Mercer shot to his feet and handed the two sandwiches to Ira. “You two make the call and get back to the boat garage.”
“Where are you going?”
“I’m going to the radio room to call Dick Henna. Rath may prevent passengers from calling from their rooms, but I can’t believe communications are really out. No matter what happens to us, we have to get the word out about the box.”
In the corridor, Mercer checked his watch. The half hour he’d promised Anika was gone. He looked around and spotted the two Germans walking across the catwalk spanning the atrium. If Rath needed leverage to get him on the cruise liner, Mercer would need their prisoner to get into the radio room. He began to follow the Germans.
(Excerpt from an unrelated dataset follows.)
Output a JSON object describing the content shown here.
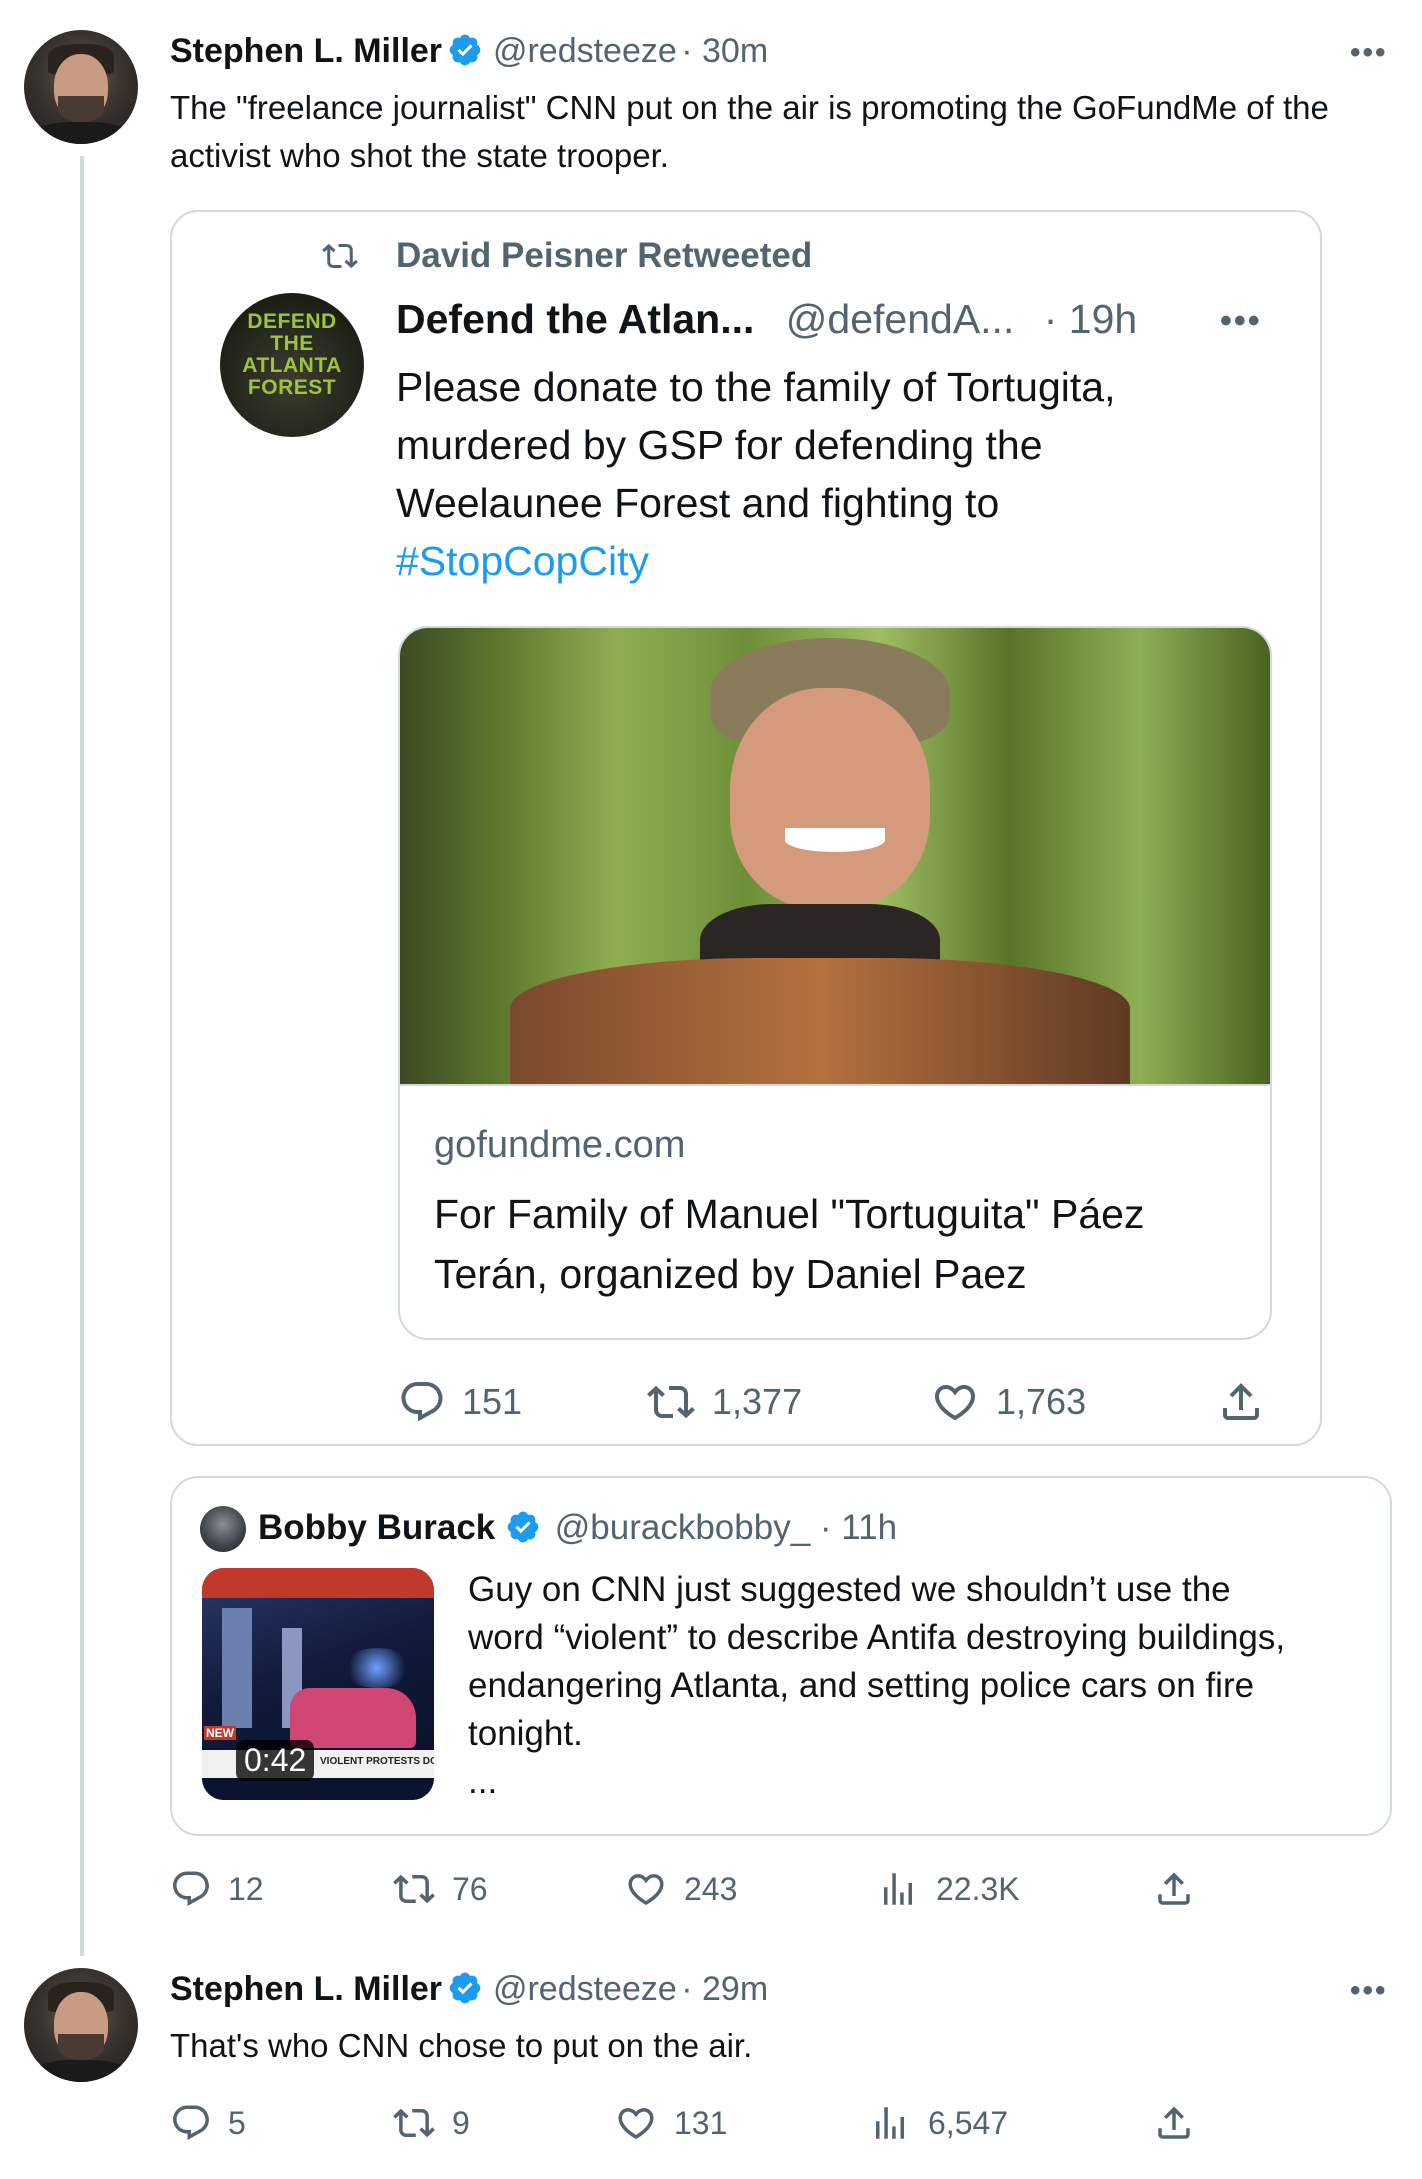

The guards turned along one of the hanging promenades, passing darkened storefronts that read like a one-block section of Rodeo Drive — Gucci, Movado, Armani, Chanel, Godiva. Mercer stayed well back, partially to find cover in the thinning crowds, partially because he couldn’t match their pace wearing ill-fitting sandals. The Mauser was tucked into his waistband, and he cleared away a fold in his robe so he could reach it easier.
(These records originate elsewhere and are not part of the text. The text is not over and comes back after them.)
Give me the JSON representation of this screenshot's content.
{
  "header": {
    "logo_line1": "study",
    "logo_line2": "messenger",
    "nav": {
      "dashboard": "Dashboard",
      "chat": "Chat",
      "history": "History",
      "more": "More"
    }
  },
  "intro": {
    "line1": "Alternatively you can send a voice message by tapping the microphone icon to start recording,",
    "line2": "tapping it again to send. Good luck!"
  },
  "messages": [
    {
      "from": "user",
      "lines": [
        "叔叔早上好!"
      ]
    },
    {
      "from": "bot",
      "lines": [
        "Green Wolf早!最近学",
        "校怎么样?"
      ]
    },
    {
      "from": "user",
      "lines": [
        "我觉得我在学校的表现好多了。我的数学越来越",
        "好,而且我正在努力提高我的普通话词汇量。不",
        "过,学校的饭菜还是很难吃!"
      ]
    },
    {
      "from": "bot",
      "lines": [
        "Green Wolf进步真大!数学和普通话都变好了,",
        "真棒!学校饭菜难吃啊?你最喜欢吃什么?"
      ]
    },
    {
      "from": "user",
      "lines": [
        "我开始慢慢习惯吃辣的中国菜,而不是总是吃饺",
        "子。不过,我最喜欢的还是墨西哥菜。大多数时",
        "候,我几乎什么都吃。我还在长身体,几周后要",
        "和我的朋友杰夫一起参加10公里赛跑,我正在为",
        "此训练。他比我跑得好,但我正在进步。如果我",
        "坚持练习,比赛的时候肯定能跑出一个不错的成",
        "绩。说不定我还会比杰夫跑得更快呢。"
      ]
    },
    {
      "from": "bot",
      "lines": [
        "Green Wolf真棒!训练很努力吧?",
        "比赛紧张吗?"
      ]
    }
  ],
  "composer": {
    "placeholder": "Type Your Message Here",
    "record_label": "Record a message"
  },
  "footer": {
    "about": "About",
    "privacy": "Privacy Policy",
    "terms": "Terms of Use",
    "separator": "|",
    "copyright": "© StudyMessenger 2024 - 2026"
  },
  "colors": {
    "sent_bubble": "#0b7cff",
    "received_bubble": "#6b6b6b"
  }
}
The two Germans wound through a couple of corridors and stopped at an elevator. When the car arrived, they stepped inside. Mercer ran down the hall when the doors closed. Above the elevator was a digital counter indicating the floor the car was on. He watched it descend to one deck below where the marina was located.
He charged through the staircase fire door behind him. Pounding down two steps at a time, his feet hurting with every impact, Mercer paused after descending three flights when he thought he heard a door open above him. He captured his breath in his mouth but could hear nothing over the blood thumping in his ears. He continued downward.
One flight above his destination a STAFF ONLY door blocked his path. He stopped to listen again and then swung open the unlocked door. Gone were the rich carpets, subtle lighting, and wood paneling. This was the crew’s area of the vessel. It was as utilitarian as a battleship and painted the same institutional gray.
He paused for a minute, his head held at an angle to see if anyone had followed him. The pistol grip became sweaty. Nothing. Dressed like a passenger, he knew he couldn’t spend any length of time in the bowels of the ship without catching the attention of a crew member. Still, he needed to find Rath’s prisoner.
Edging down a companionway so long he couldn’t see the other end, he kept his back pressed against one wall. There were countless doors lining the corridor and every thirty feet or so another hall ran off at a right angle. The ship was a maze. The linoleum was so new he could see individual scuff marks and amid the subtle abrasions of waiters’ loafers he recognized the heavy black smears left by rubber-soled combat boots. Rath’s men.
He followed the trail like a bloodhound, twisting through the labyrinth while a subconscious part of his brain mapped his route of retreat. A door opened just as Mercer passed, and without breaking stride, he threw himself into the handsome, twenty-something man who had come out wearing a purple robe. They crashed into the bunk beds on the far wall of the cabin, the young man yelping in pain. Mercer closed the door with his foot.
“Don’t hurt me please!” the blond boy said. He was English, delicate as a girl. A waiter, Mercer guessed.
“I won’t.” Mercer kept menace in his voice. “What size shoes do you wear?’
The boy’s eyes widened. “What?”
“Shoes? What size shoes?”
“Twelve.”
“Got any sneakers?” Mercer hoped the American and English sizes were the same, or at least close. The boy nodded. “Give them to me.”
Mercer let the waiter back to his feet and stripped off his monk’s robe. The boy blubbered when he saw the handle of the Mauser. “Give me the shoes and keep your mouth shut, and I’ll leave you alone.”